Ethereum Passes Bitcoin in Daily Settlement Value

Messari says that the overall record for settlement is a stable and constant exclusion of the concept that cryptocurrencies cannot battle with legal systems as a means of payment.

The report says:

“Many people think blockchains have failed as payment systems. The typical argument goes something like, ‘you can’t buy a cup of coffee with Bitcoin, therefore it has failed as a payment system.’ Along this line of argument cryptocurrencies like Bitcoin and Ether also suffer from extreme volatility making them unable to serve as payments mediums. Both premises aren’t entirely inaccurate, but the conclusion definitely is. In fact it is about $1.3 trillion wrong.”

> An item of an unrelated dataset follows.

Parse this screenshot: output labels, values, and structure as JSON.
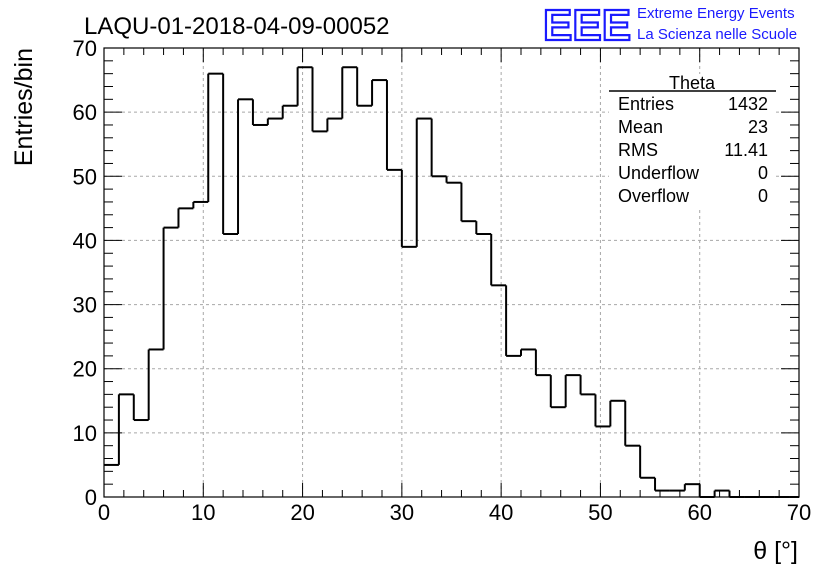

Researcher Ryan Watkins claimed that it was improper correlating blockchains to payment networks such as Visa. A better correlation would be the umbrella settlement systems of the fiat domain, such as Fedwire.

Watkins added that the settlement figures add another feather in the cap of Ethereum, which has been the main public blockchain for stablecoins for some time.

He said:

“All said Ethereum accounts for more than 65% of all stablecoins issued, and more than 85% of stablecoin transaction value.”

Removing Dependence on Fiat

Cryptocurrency consumer payments are still securely within the discovery phase. Many traditional options represent a “bridge” to fiat, as are, for example, cryptocurrency debit cards.
These, and anything else that relies on the fiat economy, are also subject to turmoil due to centralized control of the basic infrastructure.

Let’s just mention the clearance of Germany’s Wirecard earlier this month which for a short time caused European cryptocurrency debit cards to stop working.

Decentralized cryptocurrencies, and especially Bitcoin, are made to make it impossible for a third party to control network activity.